TITLE=Case Report: Phenotype-Driven Diagnosis of Atypical Dravet-Like Syndrome Caused by a Novel Splicing Variant in the SCN2A Gene

JOURNAL=Frontiers in Genetics

VOLUME=Volume 13 - 2022

YEAR=2022

URL=https://www.frontiersin.org/journals/genetics/articles/10.3389/fgene.2022.888481

DOI=10.3389/fgene.2022.888481

ISSN=1664-8021

ABSTRACT=Febrile associated epileptic encephalopathies are a large genetically heterogeneous group that is associated with pathogenic variants in SCN1A, PCDH19, SCN2A, SCN8A and other genes.  The disease onset ranges from neonatal or early onset epileptic encephalopathy to late onset epilepsy after 18 months. Some etiology-specific epileptic encephalopathies have target therapy which can serve as a clue for the correct genetic diagnosis. We present genetic, clinical, electroencephalographic and behavioral features of a 4-years-old girl with epileptic encephalopathy related to a de novo intronic variant in SCN2A gene.

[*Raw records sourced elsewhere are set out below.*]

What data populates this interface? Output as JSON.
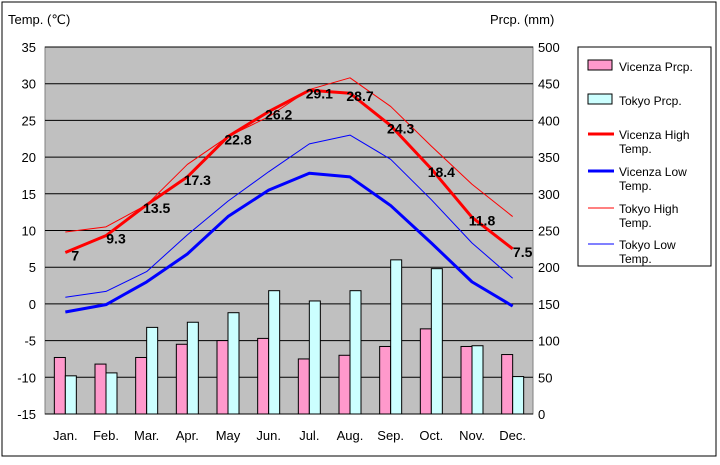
{
  "chart_data": {
    "type": "bar+line",
    "title": "",
    "y_left_label": "Temp. (℃)",
    "y_right_label": "Prcp. (mm)",
    "y_left_range": [
      -15,
      35
    ],
    "y_left_ticks": [
      35,
      30,
      25,
      20,
      15,
      10,
      5,
      0,
      -5,
      -10,
      -15
    ],
    "y_right_range": [
      0,
      500
    ],
    "y_right_ticks": [
      500,
      450,
      400,
      350,
      300,
      250,
      200,
      150,
      100,
      50,
      0
    ],
    "categories": [
      "Jan.",
      "Feb.",
      "Mar.",
      "Apr.",
      "May",
      "Jun.",
      "Jul.",
      "Aug.",
      "Sep.",
      "Oct.",
      "Nov.",
      "Dec."
    ],
    "bars": [
      {
        "name": "Vicenza Prcp.",
        "color": "#ff99cc",
        "values": [
          77,
          68,
          77,
          95,
          100,
          103,
          75,
          80,
          92,
          116,
          92,
          81
        ]
      },
      {
        "name": "Tokyo Prcp.",
        "color": "#ccffff",
        "values": [
          52,
          56,
          118,
          125,
          138,
          168,
          154,
          168,
          210,
          198,
          93,
          51
        ]
      }
    ],
    "lines": [
      {
        "name": "Vicenza High Temp.",
        "color": "#ff0000",
        "width": 3,
        "values": [
          7,
          9.3,
          13.5,
          17.3,
          22.8,
          26.2,
          29.1,
          28.7,
          24.3,
          18.4,
          11.8,
          7.5
        ]
      },
      {
        "name": "Vicenza Low Temp.",
        "color": "#0000ff",
        "width": 3,
        "values": [
          -1.1,
          -0.1,
          3,
          6.8,
          11.9,
          15.5,
          17.8,
          17.3,
          13.4,
          8.3,
          3,
          -0.3
        ]
      },
      {
        "name": "Tokyo High Temp.",
        "color": "#ff0000",
        "width": 1,
        "values": [
          9.8,
          10.5,
          13.5,
          19,
          22.8,
          25.5,
          29.2,
          30.8,
          26.9,
          21.5,
          16.3,
          11.9
        ]
      },
      {
        "name": "Tokyo Low Temp.",
        "color": "#0000ff",
        "width": 1,
        "values": [
          0.9,
          1.7,
          4.4,
          9.4,
          14,
          18,
          21.8,
          23,
          19.7,
          14.2,
          8.3,
          3.5
        ]
      }
    ],
    "data_labels": [
      "7",
      "9.3",
      "13.5",
      "17.3",
      "22.8",
      "26.2",
      "29.1",
      "28.7",
      "24.3",
      "18.4",
      "11.8",
      "7.5"
    ],
    "legend": [
      {
        "label": "Vicenza Prcp.",
        "kind": "bar",
        "color": "#ff99cc"
      },
      {
        "label": "Tokyo Prcp.",
        "kind": "bar",
        "color": "#ccffff"
      },
      {
        "label": "Vicenza High Temp.",
        "kind": "line",
        "color": "#ff0000",
        "width": 3
      },
      {
        "label": "Vicenza Low Temp.",
        "kind": "line",
        "color": "#0000ff",
        "width": 3
      },
      {
        "label": "Tokyo High Temp.",
        "kind": "line",
        "color": "#ff0000",
        "width": 1
      },
      {
        "label": "Tokyo Low Temp.",
        "kind": "line",
        "color": "#0000ff",
        "width": 1
      }
    ],
    "legend_position": "right",
    "plot_background": "#c0c0c0",
    "grid": true
  }
}
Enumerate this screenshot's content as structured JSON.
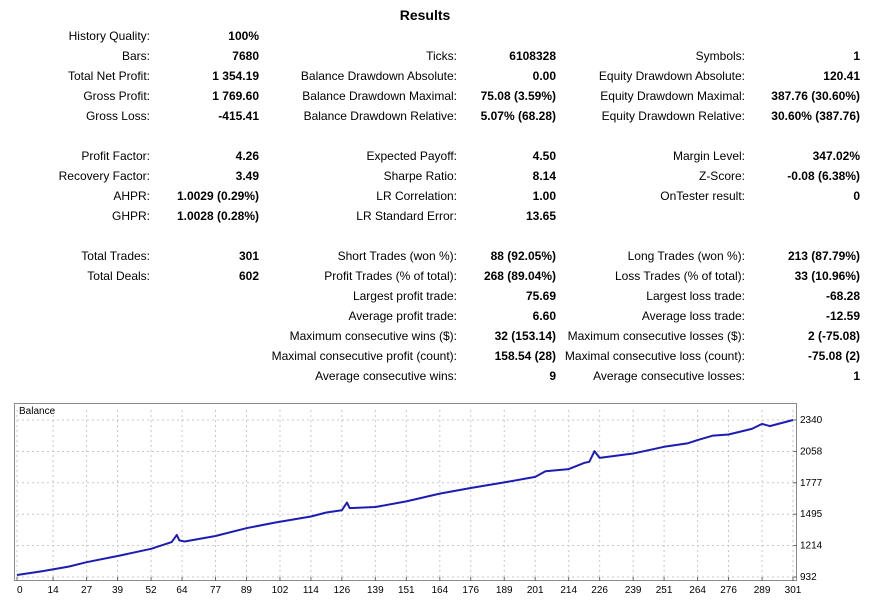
{
  "title": "Results",
  "stats": [
    {
      "label": "History Quality:",
      "value": "100%",
      "col": 0,
      "row": 0
    },
    {
      "label": "Bars:",
      "value": "7680",
      "col": 0,
      "row": 1
    },
    {
      "label": "Ticks:",
      "value": "6108328",
      "col": 1,
      "row": 1
    },
    {
      "label": "Symbols:",
      "value": "1",
      "col": 2,
      "row": 1
    },
    {
      "label": "Total Net Profit:",
      "value": "1 354.19",
      "col": 0,
      "row": 2
    },
    {
      "label": "Balance Drawdown Absolute:",
      "value": "0.00",
      "col": 1,
      "row": 2
    },
    {
      "label": "Equity Drawdown Absolute:",
      "value": "120.41",
      "col": 2,
      "row": 2
    },
    {
      "label": "Gross Profit:",
      "value": "1 769.60",
      "col": 0,
      "row": 3
    },
    {
      "label": "Balance Drawdown Maximal:",
      "value": "75.08 (3.59%)",
      "col": 1,
      "row": 3
    },
    {
      "label": "Equity Drawdown Maximal:",
      "value": "387.76 (30.60%)",
      "col": 2,
      "row": 3
    },
    {
      "label": "Gross Loss:",
      "value": "-415.41",
      "col": 0,
      "row": 4
    },
    {
      "label": "Balance Drawdown Relative:",
      "value": "5.07% (68.28)",
      "col": 1,
      "row": 4
    },
    {
      "label": "Equity Drawdown Relative:",
      "value": "30.60% (387.76)",
      "col": 2,
      "row": 4
    },
    {
      "label": "Profit Factor:",
      "value": "4.26",
      "col": 0,
      "row": 6
    },
    {
      "label": "Expected Payoff:",
      "value": "4.50",
      "col": 1,
      "row": 6
    },
    {
      "label": "Margin Level:",
      "value": "347.02%",
      "col": 2,
      "row": 6
    },
    {
      "label": "Recovery Factor:",
      "value": "3.49",
      "col": 0,
      "row": 7
    },
    {
      "label": "Sharpe Ratio:",
      "value": "8.14",
      "col": 1,
      "row": 7
    },
    {
      "label": "Z-Score:",
      "value": "-0.08 (6.38%)",
      "col": 2,
      "row": 7
    },
    {
      "label": "AHPR:",
      "value": "1.0029 (0.29%)",
      "col": 0,
      "row": 8
    },
    {
      "label": "LR Correlation:",
      "value": "1.00",
      "col": 1,
      "row": 8
    },
    {
      "label": "OnTester result:",
      "value": "0",
      "col": 2,
      "row": 8
    },
    {
      "label": "GHPR:",
      "value": "1.0028 (0.28%)",
      "col": 0,
      "row": 9
    },
    {
      "label": "LR Standard Error:",
      "value": "13.65",
      "col": 1,
      "row": 9
    },
    {
      "label": "Total Trades:",
      "value": "301",
      "col": 0,
      "row": 11
    },
    {
      "label": "Short Trades (won %):",
      "value": "88 (92.05%)",
      "col": 1,
      "row": 11
    },
    {
      "label": "Long Trades (won %):",
      "value": "213 (87.79%)",
      "col": 2,
      "row": 11
    },
    {
      "label": "Total Deals:",
      "value": "602",
      "col": 0,
      "row": 12
    },
    {
      "label": "Profit Trades (% of total):",
      "value": "268 (89.04%)",
      "col": 1,
      "row": 12
    },
    {
      "label": "Loss Trades (% of total):",
      "value": "33 (10.96%)",
      "col": 2,
      "row": 12
    },
    {
      "label": "Largest profit trade:",
      "value": "75.69",
      "col": 1,
      "row": 13
    },
    {
      "label": "Largest loss trade:",
      "value": "-68.28",
      "col": 2,
      "row": 13
    },
    {
      "label": "Average profit trade:",
      "value": "6.60",
      "col": 1,
      "row": 14
    },
    {
      "label": "Average loss trade:",
      "value": "-12.59",
      "col": 2,
      "row": 14
    },
    {
      "label": "Maximum consecutive wins ($):",
      "value": "32 (153.14)",
      "col": 1,
      "row": 15
    },
    {
      "label": "Maximum consecutive losses ($):",
      "value": "2 (-75.08)",
      "col": 2,
      "row": 15
    },
    {
      "label": "Maximal consecutive profit (count):",
      "value": "158.54 (28)",
      "col": 1,
      "row": 16
    },
    {
      "label": "Maximal consecutive loss (count):",
      "value": "-75.08 (2)",
      "col": 2,
      "row": 16
    },
    {
      "label": "Average consecutive wins:",
      "value": "9",
      "col": 1,
      "row": 17
    },
    {
      "label": "Average consecutive losses:",
      "value": "1",
      "col": 2,
      "row": 17
    }
  ],
  "chart": {
    "label": "Balance",
    "line_color": "#1c1cb4",
    "grid_color": "#c8c8c8",
    "y_ticks": [
      "2340",
      "2058",
      "1777",
      "1495",
      "1214",
      "932"
    ],
    "x_ticks": [
      "0",
      "14",
      "27",
      "39",
      "52",
      "64",
      "77",
      "89",
      "102",
      "114",
      "126",
      "139",
      "151",
      "164",
      "176",
      "189",
      "201",
      "214",
      "226",
      "239",
      "251",
      "264",
      "276",
      "289",
      "301"
    ]
  },
  "chart_data": {
    "type": "line",
    "xlabel": "",
    "ylabel": "",
    "xlim": [
      0,
      301
    ],
    "ylim": [
      932,
      2340
    ],
    "x": [
      0,
      10,
      20,
      27,
      40,
      52,
      60,
      62,
      63,
      65,
      77,
      89,
      100,
      114,
      120,
      126,
      128,
      129,
      139,
      151,
      164,
      176,
      189,
      201,
      205,
      214,
      220,
      222,
      224,
      226,
      239,
      251,
      260,
      264,
      270,
      276,
      285,
      289,
      292,
      301
    ],
    "y": [
      950,
      985,
      1025,
      1065,
      1125,
      1185,
      1245,
      1310,
      1260,
      1250,
      1300,
      1370,
      1420,
      1475,
      1510,
      1530,
      1600,
      1550,
      1560,
      1610,
      1680,
      1730,
      1780,
      1830,
      1880,
      1900,
      1955,
      1965,
      2060,
      2000,
      2040,
      2100,
      2130,
      2160,
      2200,
      2210,
      2260,
      2305,
      2285,
      2340
    ]
  }
}
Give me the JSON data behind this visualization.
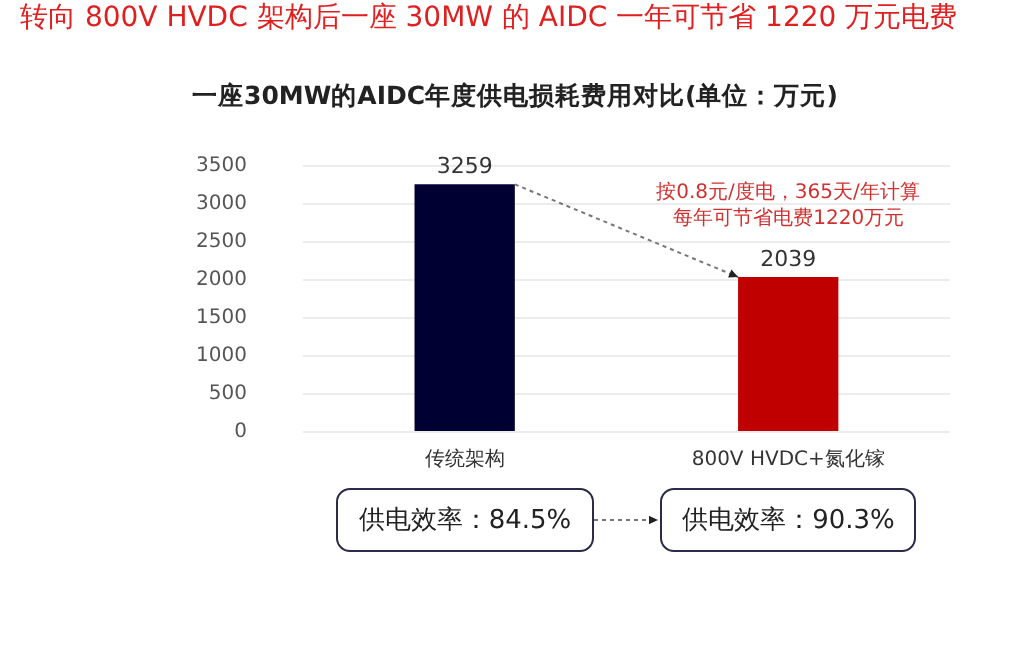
{
  "chart_data": {
    "type": "bar",
    "title": "转向 800V HVDC 架构后一座 30MW 的 AIDC 一年可节省 1220 万元电费",
    "subtitle": "一座30MW的AIDC年度供电损耗费用对比(单位：万元)",
    "categories": [
      "传统架构",
      "800V HVDC+氮化镓"
    ],
    "values": [
      3259,
      2039
    ],
    "colors": [
      "#000033",
      "#c00000"
    ],
    "ylim": [
      0,
      3500
    ],
    "yticks": [
      0,
      500,
      1000,
      1500,
      2000,
      2500,
      3000,
      3500
    ],
    "grid": "y",
    "legend": false,
    "data_labels": true,
    "annotations": [
      "按0.8元/度电，365天/年计算",
      "每年可节省电费1220万元",
      "供电效率：84.5%",
      "供电效率：90.3%"
    ]
  }
}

Initial NGS analysis revealed a frameshift variant in KDM6A gene and a previously reported missense variant in SCN1A. Due to lack of typical clinical signs of Kabuki syndrome we performed X-chromosome inactivation that revealed nearly complete skewed inactivation. Segregation analysis showed that the SCN1A variant was inherited from a healthy father. The proband had resistance to multiple antiseizures medications but responded well to sodium channel inhibitor Carbamazepine. Reanalysis of NGS data by a neurogeneticist revealed a previously uncharacterized heterozygous variant c.1035-7A>G in the SCN2A gene. Minigene assay showed that c.1035-7A variant activates a cryptic intronic acceptor site which leads to 6 nucleotide extension of exon 9 (NP_066287.2:p.(Gly345_Gln346insTyrSer). SCN2A encephalopathy is a recognizable severe phenotype. Its electro-clinical and treatment response features can serve as a hallmark. In such patient’s reanalysis of genetic data is strongly recommended in case of negative or confliction results of DNA analysis.